J’envisage ma pratique artistique comme un système de recherche organisé autour de trois axes récurrents : les icônes, les artéfacts et les lieux. À leur intersection se rencontrent la culture populaire, les mythes et la matérialité des objets. Le cinéma de genre, en particulier, constitue un terrain d’analyse privilégié : il diffuse et transforme des archétypes issus de l’histoire de l’art et de l’inconscient collectif, participant à la construction de récits et de représentations qui façonnent notre imaginaire contemporain. Mon travail consiste à déconstruire ces images et ces symboles afin d’en révéler les mécanismes et d’en proposer une nouvelle lecture.

Dans cette perspective, je m’intéresse particulièrement aux figures féminines et à leur construction iconographique. Les archétypes du cinéma — la sorcière, la survivante, la victime ou la guerrière — deviennent des points de départ pour interroger les formes de représentation qui structurent le regard.

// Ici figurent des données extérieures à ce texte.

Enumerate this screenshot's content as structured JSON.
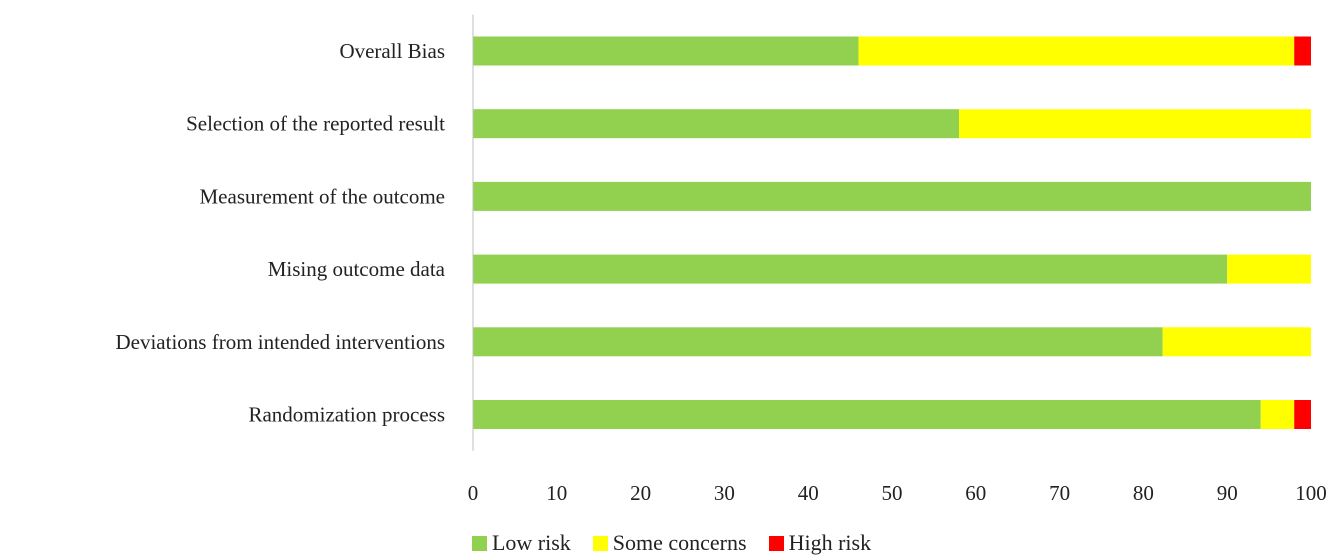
{
  "chart_data": {
    "type": "bar",
    "orientation": "horizontal",
    "stacked": true,
    "title": "",
    "xlabel": "",
    "ylabel": "",
    "xlim": [
      0,
      100
    ],
    "xticks": [
      0,
      10,
      20,
      30,
      40,
      50,
      60,
      70,
      80,
      90,
      100
    ],
    "grid": false,
    "legend_position": "bottom",
    "categories": [
      "Overall Bias",
      "Selection of the reported result",
      "Measurement of the outcome",
      "Mising outcome data",
      "Deviations from intended interventions",
      "Randomization process"
    ],
    "series": [
      {
        "name": "Low risk",
        "color": "#92D050",
        "values": [
          46,
          58,
          100,
          90,
          82.3,
          94
        ]
      },
      {
        "name": "Some concerns",
        "color": "#FFFF00",
        "values": [
          52,
          42,
          0,
          10,
          17.7,
          4
        ]
      },
      {
        "name": "High risk",
        "color": "#FF0000",
        "values": [
          2,
          0,
          0,
          0,
          0,
          2
        ]
      }
    ]
  }
}
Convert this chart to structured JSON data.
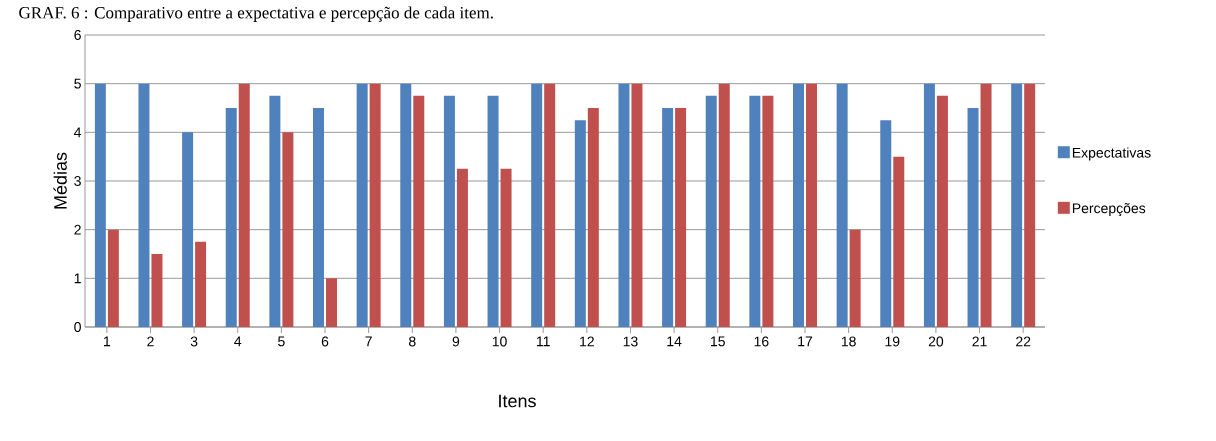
{
  "chart_data": {
    "type": "bar",
    "title": "GRAF. 6 : Comparativo entre a expectativa e percepção de cada item.",
    "xlabel": "Itens",
    "ylabel": "Médias",
    "categories": [
      "1",
      "2",
      "3",
      "4",
      "5",
      "6",
      "7",
      "8",
      "9",
      "10",
      "11",
      "12",
      "13",
      "14",
      "15",
      "16",
      "17",
      "18",
      "19",
      "20",
      "21",
      "22"
    ],
    "series": [
      {
        "name": "Expectativas",
        "color": "#4f81bd",
        "values": [
          5,
          5,
          4,
          4.5,
          4.75,
          4.5,
          5,
          5,
          4.75,
          4.75,
          5,
          4.25,
          5,
          4.5,
          4.75,
          4.75,
          5,
          5,
          4.25,
          5,
          4.5,
          5
        ]
      },
      {
        "name": "Percepções",
        "color": "#c0504d",
        "values": [
          2,
          1.5,
          1.75,
          5,
          4,
          1,
          5,
          4.75,
          3.25,
          3.25,
          5,
          4.5,
          5,
          4.5,
          5,
          4.75,
          5,
          2,
          3.5,
          4.75,
          5,
          5
        ]
      }
    ],
    "ylim": [
      0,
      6
    ],
    "yticks": [
      0,
      1,
      2,
      3,
      4,
      5,
      6
    ],
    "grid": "y",
    "legend": "right"
  }
}
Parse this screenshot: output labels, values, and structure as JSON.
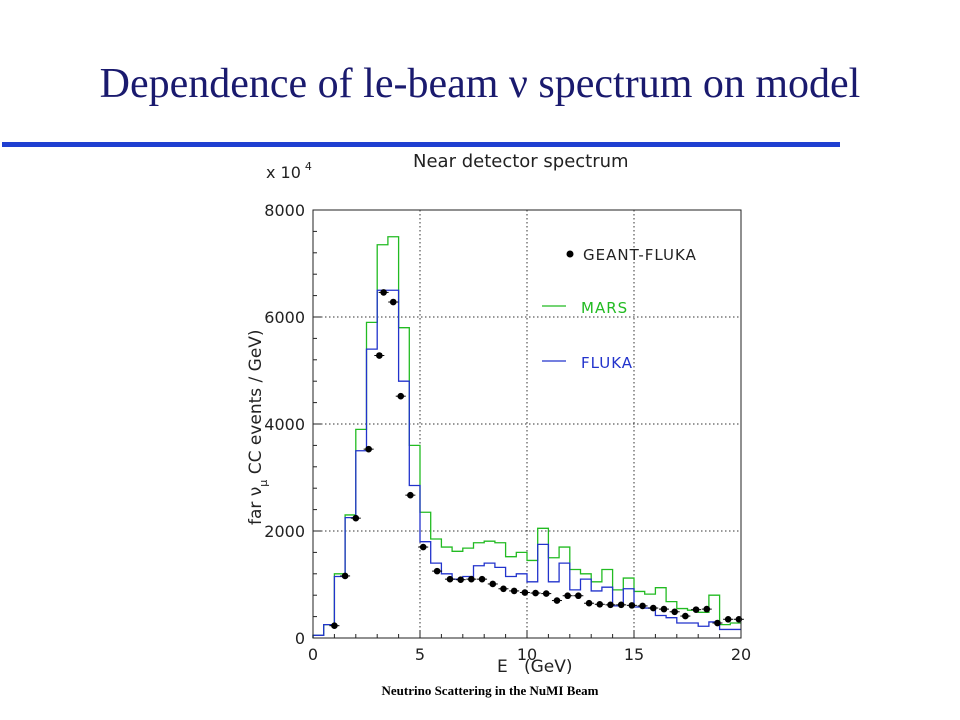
{
  "slide": {
    "title": "Dependence of le-beam ν spectrum on model",
    "footer": "Neutrino Scattering in the NuMI Beam",
    "accent_color": "#1f3fd1"
  },
  "chart_data": {
    "type": "line",
    "title": "Near detector spectrum",
    "multiplier_label": "x 10",
    "multiplier_exponent": "4",
    "xlabel": "E   (GeV)",
    "ylabel_parts": [
      "far ν",
      "μ",
      " CC events / GeV)"
    ],
    "xlim": [
      0,
      20
    ],
    "ylim": [
      0,
      8000
    ],
    "xticks": [
      0,
      5,
      10,
      15,
      20
    ],
    "yticks": [
      0,
      2000,
      4000,
      6000,
      8000
    ],
    "grid": "dotted",
    "legend_position": "top-right",
    "bin_edges": [
      0,
      0.5,
      1,
      1.5,
      2,
      2.5,
      3,
      3.5,
      4,
      4.5,
      5,
      5.5,
      6,
      6.5,
      7,
      7.5,
      8,
      8.5,
      9,
      9.5,
      10,
      10.5,
      11,
      11.5,
      12,
      12.5,
      13,
      13.5,
      14,
      14.5,
      15,
      15.5,
      16,
      16.5,
      17,
      17.5,
      18,
      18.5,
      19,
      19.5,
      20
    ],
    "series": [
      {
        "name": "MARS",
        "style": "histogram",
        "color": "#22bb22",
        "values": [
          50,
          250,
          1200,
          2300,
          3900,
          5900,
          7350,
          7500,
          5800,
          3600,
          2350,
          1850,
          1700,
          1620,
          1680,
          1780,
          1810,
          1780,
          1520,
          1600,
          1450,
          2050,
          1500,
          1700,
          1280,
          1200,
          1050,
          1280,
          900,
          1120,
          870,
          820,
          940,
          680,
          550,
          520,
          480,
          800,
          250,
          280
        ]
      },
      {
        "name": "FLUKA",
        "style": "histogram",
        "color": "#2233cc",
        "values": [
          50,
          250,
          1150,
          2250,
          3500,
          5400,
          6500,
          6500,
          4800,
          2850,
          1800,
          1400,
          1200,
          1100,
          1150,
          1350,
          1400,
          1320,
          1150,
          1200,
          1050,
          1750,
          1050,
          1400,
          900,
          1100,
          880,
          950,
          600,
          920,
          580,
          560,
          420,
          380,
          280,
          280,
          220,
          300,
          160,
          160
        ]
      },
      {
        "name": "GEANT-FLUKA",
        "style": "points",
        "color": "#000000",
        "x": [
          1.0,
          1.5,
          2.0,
          2.6,
          3.1,
          3.3,
          3.75,
          4.1,
          4.55,
          5.15,
          5.8,
          6.4,
          6.9,
          7.4,
          7.9,
          8.4,
          8.9,
          9.4,
          9.9,
          10.4,
          10.9,
          11.4,
          11.9,
          12.4,
          12.9,
          13.4,
          13.9,
          14.4,
          14.9,
          15.4,
          15.9,
          16.4,
          16.9,
          17.4,
          17.9,
          18.4,
          18.9,
          19.4,
          19.9
        ],
        "y": [
          230,
          1160,
          2240,
          3530,
          5280,
          6460,
          6280,
          4520,
          2670,
          1700,
          1250,
          1100,
          1090,
          1100,
          1100,
          1010,
          920,
          880,
          850,
          840,
          830,
          700,
          790,
          790,
          650,
          630,
          620,
          620,
          610,
          600,
          560,
          540,
          490,
          410,
          530,
          540,
          280,
          350,
          350
        ]
      }
    ]
  }
}
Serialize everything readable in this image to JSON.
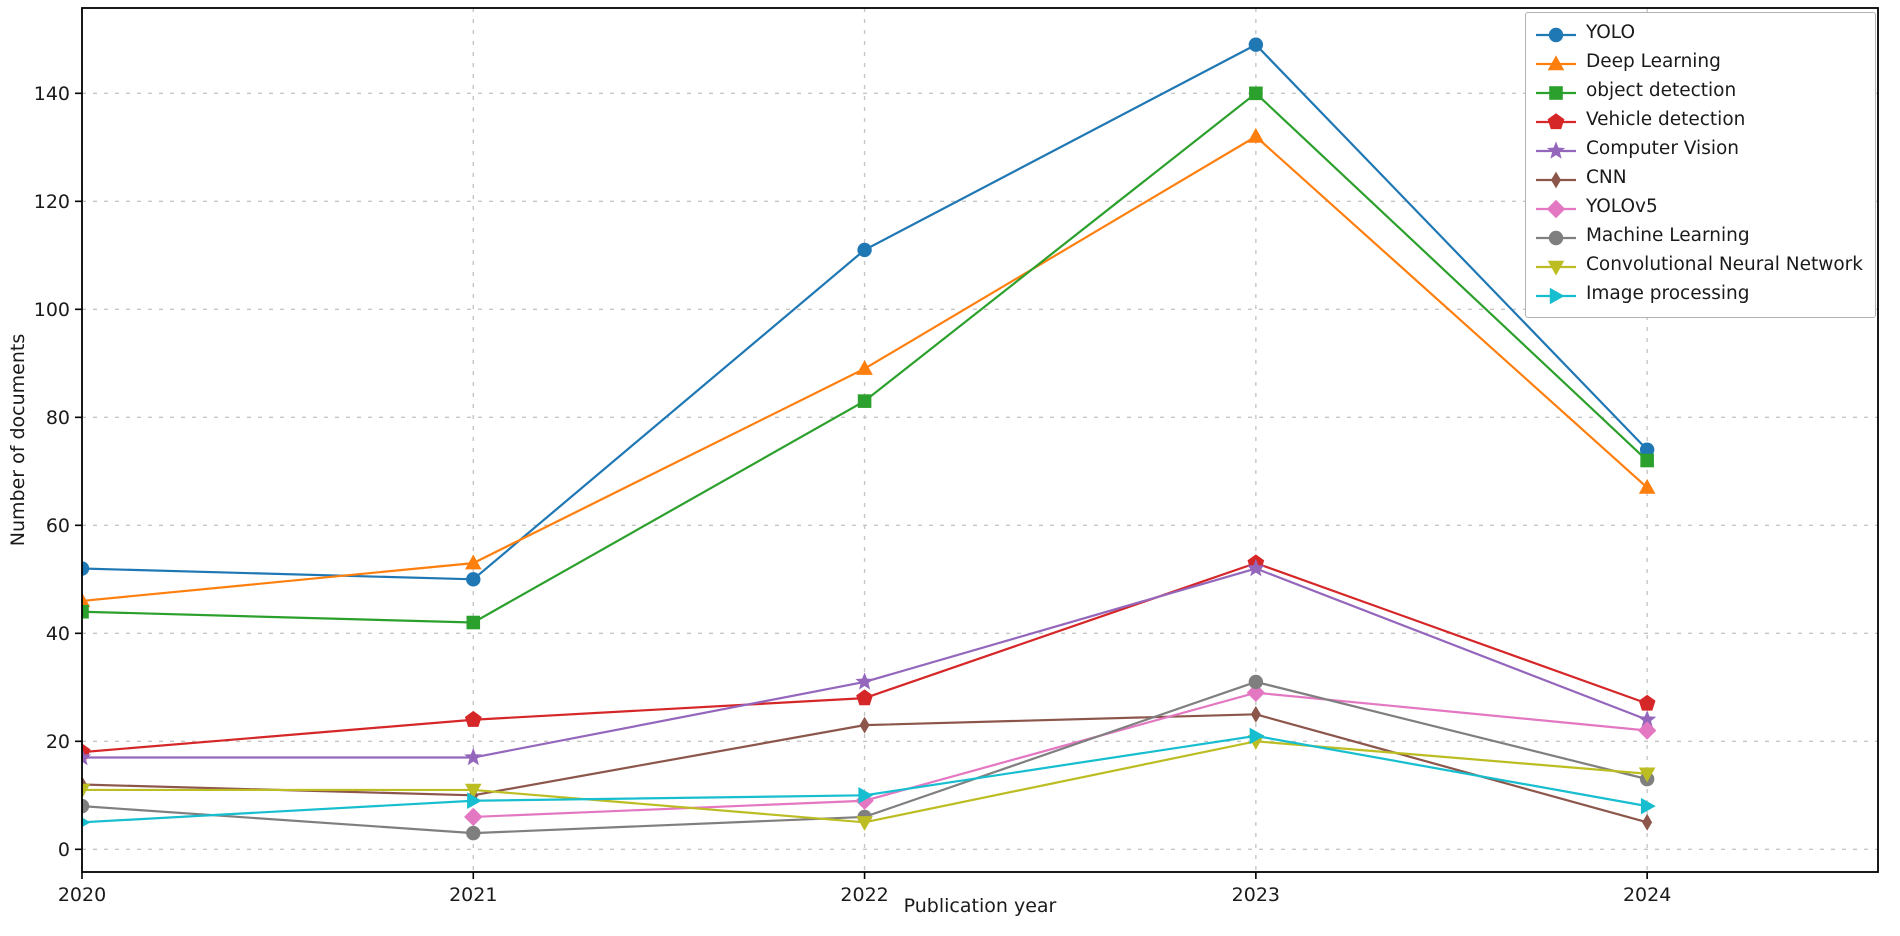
{
  "chart_data": {
    "type": "line",
    "title": "",
    "xlabel": "Publication year",
    "ylabel": "Number of documents",
    "x": [
      2020,
      2021,
      2022,
      2023,
      2024
    ],
    "xlim": [
      2020,
      2024.59
    ],
    "ylim": [
      -4.2,
      155.8
    ],
    "yticks": [
      0,
      20,
      40,
      60,
      80,
      100,
      120,
      140
    ],
    "grid": "dashed",
    "grid_color": "#c6c6c6",
    "legend_position": "upper-right",
    "series": [
      {
        "name": "YOLO",
        "color": "#1f77b4",
        "marker": "circle",
        "values": [
          52,
          50,
          111,
          149,
          74
        ]
      },
      {
        "name": "Deep Learning",
        "color": "#ff7f0e",
        "marker": "triangle-up",
        "values": [
          46,
          53,
          89,
          132,
          67
        ]
      },
      {
        "name": "object detection",
        "color": "#2ca02c",
        "marker": "square",
        "values": [
          44,
          42,
          83,
          140,
          72
        ]
      },
      {
        "name": "Vehicle detection",
        "color": "#d62728",
        "marker": "pentagon",
        "values": [
          18,
          24,
          28,
          53,
          27
        ]
      },
      {
        "name": "Computer Vision",
        "color": "#9467bd",
        "marker": "star",
        "values": [
          17,
          17,
          31,
          52,
          24
        ]
      },
      {
        "name": "CNN",
        "color": "#8c564b",
        "marker": "thin-diamond",
        "values": [
          12,
          10,
          23,
          25,
          5
        ]
      },
      {
        "name": "YOLOv5",
        "color": "#e377c2",
        "marker": "diamond",
        "values": [
          null,
          6,
          9,
          29,
          22
        ]
      },
      {
        "name": "Machine Learning",
        "color": "#7f7f7f",
        "marker": "circle",
        "values": [
          8,
          3,
          6,
          31,
          13
        ]
      },
      {
        "name": "Convolutional Neural Network",
        "color": "#bcbd22",
        "marker": "triangle-down",
        "values": [
          11,
          11,
          5,
          20,
          14
        ]
      },
      {
        "name": "Image processing",
        "color": "#17becf",
        "marker": "triangle-right",
        "values": [
          5,
          9,
          10,
          21,
          8
        ]
      }
    ]
  }
}
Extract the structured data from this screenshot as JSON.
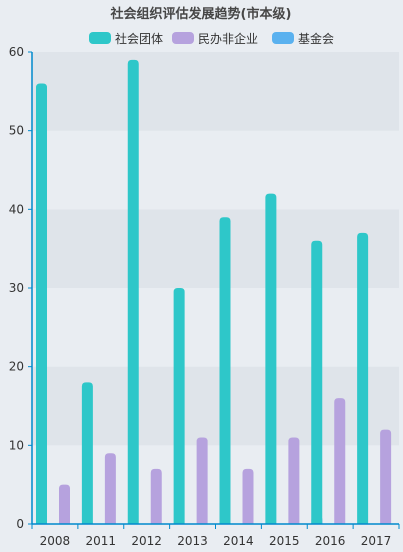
{
  "chart_data": {
    "type": "bar",
    "title": "社会组织评估发展趋势(市本级)",
    "categories": [
      "2008",
      "2011",
      "2012",
      "2013",
      "2014",
      "2015",
      "2016",
      "2017"
    ],
    "series": [
      {
        "name": "社会团体",
        "color": "#2ec7c9",
        "values": [
          56,
          18,
          59,
          30,
          39,
          42,
          36,
          37
        ]
      },
      {
        "name": "民办非企业",
        "color": "#b6a2de",
        "values": [
          5,
          9,
          7,
          11,
          7,
          11,
          16,
          12
        ]
      },
      {
        "name": "基金会",
        "color": "#5ab1ef",
        "values": [
          0,
          0,
          0,
          0,
          0,
          1,
          0,
          2
        ]
      }
    ],
    "xlabel": "",
    "ylabel": "",
    "ylim": [
      0,
      60
    ],
    "yticks": [
      0,
      10,
      20,
      30,
      40,
      50,
      60
    ],
    "grid": true,
    "legend_position": "top-center",
    "colors": {
      "axis": "#008acd",
      "band_dark": "#dfe4ea",
      "band_light": "#e9edf2"
    }
  }
}
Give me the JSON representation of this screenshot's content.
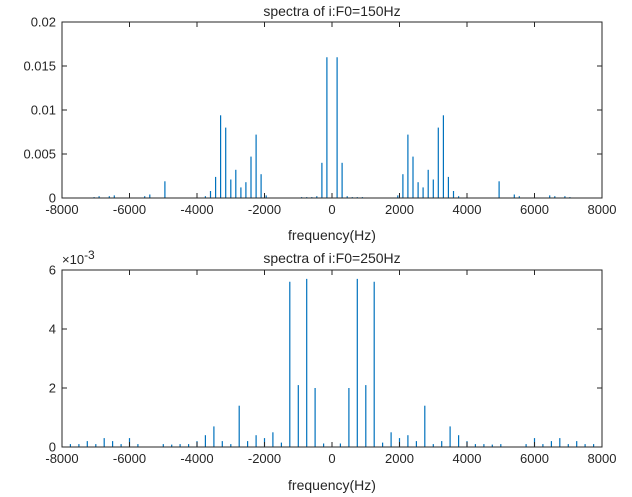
{
  "chart_data": [
    {
      "type": "stem",
      "title": "spectra of i:F0=150Hz",
      "xlabel": "frequency(Hz)",
      "ylabel": "",
      "xlim": [
        -8000,
        8000
      ],
      "ylim": [
        0,
        0.02
      ],
      "xticks": [
        -8000,
        -6000,
        -4000,
        -2000,
        0,
        2000,
        4000,
        6000,
        8000
      ],
      "xtick_labels": [
        "-8000",
        "-6000",
        "-4000",
        "-2000",
        "0",
        "2000",
        "4000",
        "6000",
        "8000"
      ],
      "yticks": [
        0,
        0.005,
        0.01,
        0.015,
        0.02
      ],
      "ytick_labels": [
        "0",
        "0.005",
        "0.01",
        "0.015",
        "0.02"
      ],
      "color": "#0072BD",
      "grid": false,
      "series": [
        {
          "x": [
            150,
            300,
            450,
            600,
            750,
            900,
            1950,
            2100,
            2250,
            2400,
            2550,
            2700,
            2850,
            3000,
            3150,
            3300,
            3450,
            3600,
            3750,
            4950,
            5400,
            5550,
            6450,
            6600,
            6900,
            7050,
            -150,
            -300,
            -450,
            -600,
            -750,
            -900,
            -1950,
            -2100,
            -2250,
            -2400,
            -2550,
            -2700,
            -2850,
            -3000,
            -3150,
            -3300,
            -3450,
            -3600,
            -3750,
            -4950,
            -5400,
            -5550,
            -6450,
            -6600,
            -6900,
            -7050
          ],
          "values": [
            0.016,
            0.004,
            0.0002,
            0.0001,
            0.0001,
            0.0001,
            0.0003,
            0.0027,
            0.0072,
            0.0047,
            0.0018,
            0.0012,
            0.0032,
            0.0021,
            0.008,
            0.0094,
            0.0024,
            0.0008,
            0.0002,
            0.0019,
            0.0004,
            0.0002,
            0.0003,
            0.0002,
            0.0002,
            0.0001,
            0.016,
            0.004,
            0.0002,
            0.0001,
            0.0001,
            0.0001,
            0.0003,
            0.0027,
            0.0072,
            0.0047,
            0.0018,
            0.0012,
            0.0032,
            0.0021,
            0.008,
            0.0094,
            0.0024,
            0.0008,
            0.0002,
            0.0019,
            0.0004,
            0.0002,
            0.0003,
            0.0002,
            0.0002,
            0.0001
          ]
        }
      ]
    },
    {
      "type": "stem",
      "title": "spectra of i:F0=250Hz",
      "xlabel": "frequency(Hz)",
      "ylabel": "",
      "xlim": [
        -8000,
        8000
      ],
      "ylim": [
        0,
        0.006
      ],
      "y_multiplier_label": "×10",
      "y_multiplier_exponent": "-3",
      "xticks": [
        -8000,
        -6000,
        -4000,
        -2000,
        0,
        2000,
        4000,
        6000,
        8000
      ],
      "xtick_labels": [
        "-8000",
        "-6000",
        "-4000",
        "-2000",
        "0",
        "2000",
        "4000",
        "6000",
        "8000"
      ],
      "yticks": [
        0,
        0.002,
        0.004,
        0.006
      ],
      "ytick_labels": [
        "0",
        "2",
        "4",
        "6"
      ],
      "color": "#0072BD",
      "grid": false,
      "series": [
        {
          "x": [
            250,
            500,
            750,
            1000,
            1250,
            1500,
            1750,
            2000,
            2250,
            2500,
            2750,
            3000,
            3250,
            3500,
            3750,
            4000,
            4250,
            4500,
            4750,
            5000,
            5750,
            6000,
            6250,
            6500,
            6750,
            7000,
            7250,
            7500,
            7750,
            -250,
            -500,
            -750,
            -1000,
            -1250,
            -1500,
            -1750,
            -2000,
            -2250,
            -2500,
            -2750,
            -3000,
            -3250,
            -3500,
            -3750,
            -4000,
            -4250,
            -4500,
            -4750,
            -5000,
            -5750,
            -6000,
            -6250,
            -6500,
            -6750,
            -7000,
            -7250,
            -7500,
            -7750
          ],
          "values": [
            0.00012,
            0.002,
            0.0057,
            0.0021,
            0.0056,
            0.00015,
            0.0005,
            0.0003,
            0.0004,
            0.0002,
            0.0014,
            0.0001,
            0.0002,
            0.0007,
            0.0004,
            0.0002,
            0.0001,
            0.0001,
            8e-05,
            0.0001,
            0.0001,
            0.0003,
            0.0001,
            0.0002,
            0.0003,
            0.0001,
            0.0002,
            0.0001,
            0.0001,
            0.00012,
            0.002,
            0.0057,
            0.0021,
            0.0056,
            0.00015,
            0.0005,
            0.0003,
            0.0004,
            0.0002,
            0.0014,
            0.0001,
            0.0002,
            0.0007,
            0.0004,
            0.0002,
            0.0001,
            0.0001,
            8e-05,
            0.0001,
            0.0001,
            0.0003,
            0.0001,
            0.0002,
            0.0003,
            0.0001,
            0.0002,
            0.0001,
            0.0001
          ]
        }
      ]
    }
  ]
}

En réactivant ces figures dans des installations, des objets ou des images, je cherche à déplacer ces narrations et à ouvrir la possibilité d’un autre point de vue, proche de ce que l’on pourrait qualifier de female gaze. Il ne s’agit pas simplement d’inverser les codes, mais d’explorer la manière dont les images peuvent être recomposées pour produire de nouvelles mythologies.

Ma pratique est résolument pluridisciplinaire. La matière et le médium sont choisis en fonction des concepts convoqués : la céramique peut prendre l’apparence du cuir, le textile devenir sculpture, la broderie s’associer à des formes symboliques ou rituelles. Ces déplacements matériels permettent de troubler la perception et d’introduire un écart entre l’objet, sa fonction et l’imaginaire auquel il renvoie. Les œuvres deviennent ainsi des fragments d’un récit plus vaste, où les références à l’histoire de l’art dialoguent avec la culture populaire et les dispositifs narratifs du cinéma.

Je considère l’ensemble de ma production comme un rhizome, dans lequel chaque pièce entretient un dialogue avec les autres. Installations, objets, images ou textiles fonctionnent comme les vestiges d’un récit fragmenté, où fiction, mémoire culturelle et symboles collectifs se mêlent. Ce système d’images en circulation me permet d’explorer la manière dont les mythes se fabriquent, se transforment et continuent d’habiter nos imaginaires contemporains.